Tentu permasalahan-permasalahan tersebut harus digali lebih mendalam untuk mengetahui secara detail permasalahan riilnya.

Namun, kembali ke pertanyaan yang terdapat di awal tulisan ini, apakah anggaran negara yang mencapai angka 20 persen dari total belanja negara sudah dapat meningkatkan kualitas pendidikan di Indonesia secara signifikan?

Sebagai gambaran umum, anggaran pendidikan tahun 2024 dialokasikan untuk berbagai instansi yang berhubungan dengan pendidikan.

Di Pemerintah Pusat, anggaran pendidikan sebesar Rp 241,5 Triliun yang tersebar pada 24 kementerian/lembaga dan juga pada Bendahara Umum Negara.

Tiga kementerian yang mendapatkan alokasi anggaran pendidikan tertinggi adalah Kementerian Pendidikan, Kebudayaan, Riset, dan Teknologi sebesar Rp 99 triliun, kemudian Kementerian Agama dengan alokasi anggaran sebesar Rp 62,3 triliun, dan Kementerian Sosial dengan alokasi anggaran sebesar Rp 12 triliun.

Kemudian anggaran yang ditransfer ke daerah menjadi belanja daerah sebesar Rp 346,5 triliun, dan alokasi untuk pembiayaan yang sebesar Rp 77 triliun.

Sedangkan program pembangunan untuk sektor pendidikan di antaranya adalah Program PAUD dan Wajib Belajar 12 Tahun, Program Pendidikan Tinggi, Program Kualitas Pengajaran dan Pembelajaran, Program Pendidikan dan Pelatihan Vokasi, Program Pemajuan dan Pelestarian Bahasa dan Kebudayaan, Program Perumahan dan Kawasan Permukiman, Program Perpustakaan dan Literasi, Program Pemanfaatan Teknologi lnformasi dan Komunikasi (TlK), Program Kepemudaan dan Keolahragaan, Program Riset dan lnovasi llmu Pengetahuan dan Teknologi, Program Kewirausahaan, Usaha Mikro, Kecil Menengah, dan Koperasi, serta Program Riset, lndustri, dan Pendidikan Tinggi Pertahanan.

Untuk mencapai tujuan pengembangan pendidikan yang optimal, langkah-langkah strategis yang terperinci dan terukur perlu diambil.

Pertama-tama, perlu dilakukan perencanaan anggaran yang efektif.

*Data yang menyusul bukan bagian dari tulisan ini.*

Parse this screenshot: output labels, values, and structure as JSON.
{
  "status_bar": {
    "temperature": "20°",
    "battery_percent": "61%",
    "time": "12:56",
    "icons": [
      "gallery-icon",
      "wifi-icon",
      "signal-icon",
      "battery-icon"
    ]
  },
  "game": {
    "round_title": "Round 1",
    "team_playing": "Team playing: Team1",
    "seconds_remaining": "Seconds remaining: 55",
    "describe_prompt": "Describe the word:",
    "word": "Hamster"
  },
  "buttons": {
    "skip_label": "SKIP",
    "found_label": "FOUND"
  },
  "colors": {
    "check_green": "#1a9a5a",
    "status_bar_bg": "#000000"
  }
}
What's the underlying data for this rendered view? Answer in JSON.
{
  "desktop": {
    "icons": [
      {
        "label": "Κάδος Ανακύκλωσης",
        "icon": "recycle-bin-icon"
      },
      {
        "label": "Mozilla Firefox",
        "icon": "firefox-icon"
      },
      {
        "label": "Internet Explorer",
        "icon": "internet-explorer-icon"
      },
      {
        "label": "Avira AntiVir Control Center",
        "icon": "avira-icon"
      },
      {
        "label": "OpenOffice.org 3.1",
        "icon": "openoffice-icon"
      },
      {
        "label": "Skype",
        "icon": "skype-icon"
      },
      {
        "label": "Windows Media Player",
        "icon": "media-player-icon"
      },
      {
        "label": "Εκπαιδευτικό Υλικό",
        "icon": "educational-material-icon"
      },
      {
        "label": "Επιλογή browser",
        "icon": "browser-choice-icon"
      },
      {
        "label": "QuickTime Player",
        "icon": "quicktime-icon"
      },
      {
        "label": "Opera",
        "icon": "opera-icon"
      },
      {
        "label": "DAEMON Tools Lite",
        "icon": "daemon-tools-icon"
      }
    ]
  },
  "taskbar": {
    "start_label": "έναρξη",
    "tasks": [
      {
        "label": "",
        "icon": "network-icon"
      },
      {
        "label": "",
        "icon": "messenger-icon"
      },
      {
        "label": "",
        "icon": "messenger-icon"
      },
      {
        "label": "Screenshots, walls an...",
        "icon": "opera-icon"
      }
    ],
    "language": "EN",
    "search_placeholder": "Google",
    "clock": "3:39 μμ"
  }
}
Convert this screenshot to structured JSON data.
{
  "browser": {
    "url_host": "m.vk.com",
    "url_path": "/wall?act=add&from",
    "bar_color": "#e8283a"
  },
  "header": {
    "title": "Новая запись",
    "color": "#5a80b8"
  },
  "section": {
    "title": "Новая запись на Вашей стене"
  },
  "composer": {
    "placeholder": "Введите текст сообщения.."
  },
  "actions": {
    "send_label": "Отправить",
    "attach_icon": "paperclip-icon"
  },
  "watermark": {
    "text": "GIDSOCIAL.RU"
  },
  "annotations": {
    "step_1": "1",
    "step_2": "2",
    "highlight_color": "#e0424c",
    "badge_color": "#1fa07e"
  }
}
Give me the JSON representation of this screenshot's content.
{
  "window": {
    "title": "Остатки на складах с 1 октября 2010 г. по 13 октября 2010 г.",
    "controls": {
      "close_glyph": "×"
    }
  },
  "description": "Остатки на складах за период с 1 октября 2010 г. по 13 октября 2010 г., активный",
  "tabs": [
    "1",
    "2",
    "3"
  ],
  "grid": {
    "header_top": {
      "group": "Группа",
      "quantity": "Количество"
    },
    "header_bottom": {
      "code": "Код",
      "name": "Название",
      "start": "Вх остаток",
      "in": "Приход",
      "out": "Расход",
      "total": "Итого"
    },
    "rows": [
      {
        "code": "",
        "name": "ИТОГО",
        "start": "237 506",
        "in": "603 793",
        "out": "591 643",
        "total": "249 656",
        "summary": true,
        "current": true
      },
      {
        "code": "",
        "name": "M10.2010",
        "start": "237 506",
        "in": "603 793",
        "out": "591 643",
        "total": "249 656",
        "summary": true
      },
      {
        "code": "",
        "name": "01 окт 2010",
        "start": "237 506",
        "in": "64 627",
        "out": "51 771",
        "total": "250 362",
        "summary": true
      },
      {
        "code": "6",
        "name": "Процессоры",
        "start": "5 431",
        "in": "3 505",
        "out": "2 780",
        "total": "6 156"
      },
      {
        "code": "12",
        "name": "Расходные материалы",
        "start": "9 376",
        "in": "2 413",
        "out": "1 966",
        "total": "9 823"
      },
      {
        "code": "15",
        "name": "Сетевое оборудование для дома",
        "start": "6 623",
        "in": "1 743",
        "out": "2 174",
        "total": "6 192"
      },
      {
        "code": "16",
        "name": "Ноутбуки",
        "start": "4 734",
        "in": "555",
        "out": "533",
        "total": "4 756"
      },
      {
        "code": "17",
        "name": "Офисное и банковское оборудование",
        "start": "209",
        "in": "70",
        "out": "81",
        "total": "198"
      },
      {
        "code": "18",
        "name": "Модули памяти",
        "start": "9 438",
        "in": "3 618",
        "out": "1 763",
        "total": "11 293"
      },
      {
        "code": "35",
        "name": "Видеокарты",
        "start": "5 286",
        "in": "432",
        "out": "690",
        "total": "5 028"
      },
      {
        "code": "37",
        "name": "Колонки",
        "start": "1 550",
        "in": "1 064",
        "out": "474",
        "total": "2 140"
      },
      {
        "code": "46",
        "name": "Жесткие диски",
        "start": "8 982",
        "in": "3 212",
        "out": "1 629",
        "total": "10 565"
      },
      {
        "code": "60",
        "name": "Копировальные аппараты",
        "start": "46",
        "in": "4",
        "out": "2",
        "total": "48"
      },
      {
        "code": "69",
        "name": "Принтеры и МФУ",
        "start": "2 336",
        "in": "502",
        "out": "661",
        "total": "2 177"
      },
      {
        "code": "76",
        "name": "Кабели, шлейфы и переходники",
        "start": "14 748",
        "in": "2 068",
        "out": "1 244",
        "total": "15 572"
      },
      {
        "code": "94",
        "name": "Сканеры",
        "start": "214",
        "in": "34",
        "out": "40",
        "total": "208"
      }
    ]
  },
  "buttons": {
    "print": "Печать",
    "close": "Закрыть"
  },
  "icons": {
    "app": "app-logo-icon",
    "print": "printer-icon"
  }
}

Ini mencakup menyusun rencana anggaran yang tepat sasaran, dengan fokus pada masalah-masalah pendidikan yang paling mendesak.

Sunandar (Kompas, 2024), Guru Besar Bidang Manajemen Satuan Pendidikan Universitas Negeri Malang menjelaskan bahwa permasalahan pendidikan yang menjadi prioritas pertama adalah terkait dengan aksesibilitas.

Yaitu masih terbatas dan kurang akomodatifnya sekolah terhadap peserta didik dan masih banyak anak bangsa yang kesulitan mendapatkan sekolah.

Selain itu, aksesibilitas terkait jarak dan rute tempuh. Kemudian berturut-turut permasalahan terkait dengan kualitas pembelajaran, relevansi pendidikan yang tidak sejalan dengan kebutuhan keahlian pekerjaan, dan pemerataan bidang pendidikan terutama pemerataan berkaitan dengan fasilitas dan kualitas pembelajaran.

Alokasi anggaran haruslah mencerminkan prioritas dalam mengatasi masalah-masalah tersebut.

Pada belanja kementerian/lembaga, infrastruktur hanya dianggarkan sebesar Rp 3,2 Triliun, atau setara 1,3 persen.

Kemudian pada komponen Transfer Ke Daerah, infrastrutur pendidikan dialokasikan melalui Dana Alokasi Khusus Fisik Bidang Pendidikan sebesar Rp 15,8 Triliun atau setara 4,5 persen dari dana Transfer Ke Daerah.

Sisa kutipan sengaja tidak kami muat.